THE ROWHOUSES were 5 dilapidated townhouses, actually just shells. The city wanted to jump-start fixing that neighborhood, so they asked us to renovate those buildings. Running the numbers showed that we couldn’t afford to just do the five townhouses, but if we added 10 new units on the lot, it would work. But we were warned we’d have to work with The Undertaker, the local building inspector, on this job. We hired an architect, kissed ass, and got the building permit. But The Undertaker still had it in for us.
Work moved along, and we were days away from occupancy. Nothing new had been done in this neighborhood for about 50 years, so there was a lot of buzz. By our projected opening date, we were fully rented and tenants were waiting to move in. We were all just waiting for our Certificate of Occupancy. All through construction The Undertaker had remained relatively sane, so we expected our final walk-through to be nitpicky, but doable. Well, being the insecure jerk that he was, The Undertaker said he had to call in backup, another inspector from the state. While The Undertaker was nitpicking his way through the punchlist items, the state inspector took a quick look around, and announced that we had bigger problems: we didn’t have a firewall dividing the 10 new units. By code, a firewall has to separate every 8 units. There was a design change during construction on the new building that caused this problem, and the architect hadn’t picked it up. Neither had The Undertaker, despite his many preening walk-throughs. His incompetence helps explains his inertia.
At certain times in my life, when something momentously bad is about to happen, I get this strange feeling. Everything sounds like I’m under water, my stomach drops to my knees, and I have to use the bathroom. That’s how I know something is really bad. And it happened with that announcement. In one fortuitous fell swoop, The Undertaker was about to get revenge for his years of pent-up anger and frustration.
He loudly announced that nobody could move in until this issue was resolved. Not in the original 5-unit building, not in the new one. He wouldn’t issue a C.O. for any unit until we applied to the state for a variance from the building code. With pressure from the mayor’s office, a few weeks later he relented somewhat and allowed us to rent the front building. He also permitted occupancy of 8 of the 10 new units. But just in case we were liars, we also had to not only guarantee that we wouldn’t occupy those two, but sheetrock over the windows in two brand-new apartments, to make sure they were uninhabitable. We begged him not to make us ruin perfectly good apartments. We offered to give him the keys to those units, to check as he saw fit, but, no. Sheetrock it was.
Meantime, in a small town, news travels fast.
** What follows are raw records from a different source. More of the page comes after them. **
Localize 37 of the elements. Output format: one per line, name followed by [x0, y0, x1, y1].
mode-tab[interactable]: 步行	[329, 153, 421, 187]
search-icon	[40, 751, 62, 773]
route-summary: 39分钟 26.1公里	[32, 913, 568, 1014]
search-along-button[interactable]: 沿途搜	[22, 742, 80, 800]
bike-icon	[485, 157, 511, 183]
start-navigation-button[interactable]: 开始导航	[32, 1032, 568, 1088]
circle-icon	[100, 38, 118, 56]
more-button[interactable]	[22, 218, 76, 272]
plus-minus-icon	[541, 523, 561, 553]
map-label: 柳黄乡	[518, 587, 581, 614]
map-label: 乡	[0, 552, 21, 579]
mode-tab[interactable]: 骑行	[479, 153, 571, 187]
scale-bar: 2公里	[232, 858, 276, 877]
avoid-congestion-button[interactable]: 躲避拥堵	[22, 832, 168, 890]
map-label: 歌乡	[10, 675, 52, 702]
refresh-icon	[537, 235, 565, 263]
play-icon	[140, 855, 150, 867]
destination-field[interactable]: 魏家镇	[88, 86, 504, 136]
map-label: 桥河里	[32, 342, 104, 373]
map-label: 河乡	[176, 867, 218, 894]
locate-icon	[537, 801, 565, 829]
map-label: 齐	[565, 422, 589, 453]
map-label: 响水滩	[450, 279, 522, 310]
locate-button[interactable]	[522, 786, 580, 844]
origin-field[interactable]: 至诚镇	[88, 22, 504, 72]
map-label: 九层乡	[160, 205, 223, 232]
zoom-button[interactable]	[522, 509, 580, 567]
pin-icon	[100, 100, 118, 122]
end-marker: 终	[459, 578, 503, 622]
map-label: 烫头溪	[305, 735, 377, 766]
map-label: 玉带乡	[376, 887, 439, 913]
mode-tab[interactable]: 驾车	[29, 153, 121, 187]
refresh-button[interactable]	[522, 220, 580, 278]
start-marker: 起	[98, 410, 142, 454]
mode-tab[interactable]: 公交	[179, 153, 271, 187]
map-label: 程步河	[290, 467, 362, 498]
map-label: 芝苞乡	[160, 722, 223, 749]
The buzz that helped us rent the apartments now worked against us. Word got out that our apartments were “unsafe”, and people asked for their deposits back. Every time we had a prospective tenant, we first had to go through the litany of the building being perfectly safe.
The state variance process usually took six months to wade through. Throughout this whole process we would need to make payments on the maxed-out construction loan, with insufficient income to offset it. We begged and cajoled the state to hurry our application through. They moved as fast as government can, and it only took about 3 months for them to issue a variance. Among the things the state required in a trade-off was a fire alarm system which rang in every apartment.
The locations of the smoke detectors required by code, and high sensitivity of the system caused its own problems. Every time a tenant made popcorn or took a steamy shower, the whole building’s alarm system went off, and everyone, including the person in the shower, was out in the street until the fire department came and the cause was discovered.
And usually when we opened a new project, the timing of the rents against the loan repayment schedule resulted in a little cash cushion. This was just the opposite. It felt like we were always playing catch-up, and it left a bitter taste in my mouth. Years later, when the neighborhood didn’t change for the better, exhausted from trying to make a dog sing, we were forced to sell for less than we owed.
Undertaker, if you’re reading this, you’ll be pleased to know that we’re still paying back part of the loan that we were upside-down on.